If we look at our, again, the blue line by itself, there’s far less confusion here. We can see that, again, back here, this trend actually started all the way back here. We’ve retraced to this blue line too many times for me to even count in this video, right? We didn’t get our rate here. We only got close above one day, and then the trend stopped and resumed. It stopped near this verified resistance, almost right on that verified resistance, and down we go. When we look at this again, we can very quickly identify this and say, “Okay. We should expect some kind of a retracement to at least 62 88, but if we close above 0.6288 two days in a row, then we’re good to go for longs.” Right? That’s the way we look at this.
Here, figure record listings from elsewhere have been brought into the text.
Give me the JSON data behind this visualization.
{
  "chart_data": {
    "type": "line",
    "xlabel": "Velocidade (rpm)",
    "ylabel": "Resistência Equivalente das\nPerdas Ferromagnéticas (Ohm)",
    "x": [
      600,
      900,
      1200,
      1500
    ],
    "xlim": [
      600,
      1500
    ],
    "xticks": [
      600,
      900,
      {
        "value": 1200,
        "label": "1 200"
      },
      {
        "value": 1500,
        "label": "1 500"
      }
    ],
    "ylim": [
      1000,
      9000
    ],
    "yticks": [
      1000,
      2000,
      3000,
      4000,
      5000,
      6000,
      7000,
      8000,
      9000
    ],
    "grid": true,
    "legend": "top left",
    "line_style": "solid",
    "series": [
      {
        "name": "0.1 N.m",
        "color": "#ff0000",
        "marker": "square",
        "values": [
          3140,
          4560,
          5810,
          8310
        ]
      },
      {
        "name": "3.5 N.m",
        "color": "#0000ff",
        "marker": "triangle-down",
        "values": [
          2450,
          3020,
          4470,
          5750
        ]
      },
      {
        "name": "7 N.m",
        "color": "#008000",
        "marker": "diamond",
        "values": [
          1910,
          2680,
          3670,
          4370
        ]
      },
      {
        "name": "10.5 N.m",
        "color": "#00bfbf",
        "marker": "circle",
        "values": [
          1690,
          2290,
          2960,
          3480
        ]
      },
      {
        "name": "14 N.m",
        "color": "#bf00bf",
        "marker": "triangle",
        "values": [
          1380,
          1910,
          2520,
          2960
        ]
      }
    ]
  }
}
The same thing can be applied, the exact same strategy, extremely easy to replicate what I’m doing here, we see the exact trade set up here. This has not been a one or two-day thing here, guys. This has been going on since the beginning of the year, the weakness in the Aussie and the weakness in the New Zealand. The CAD’s done a little bit better, but not that much better, but the same thing is in play. When we look at that pivot area, we’ve got 0.6565 for what we would expect a retracement point. Then, when it gets to that point this week, then we assess, okay, do we want to continue to sell?

We look at the market conditions as we start moving forward into the week. It’s a very, very effective way. Again, what I’ve talked about before, you have a number of CTAs and analysts have talked about this, reversals on Tuesday. What we would be looking for is a weak US dollar right out of the gate on Monday, only to see it turn around on Tuesday. That’s what we would look for. With that said guys, this is the VantagePoint AI Market Outlook for the week of March 2nd, 2020.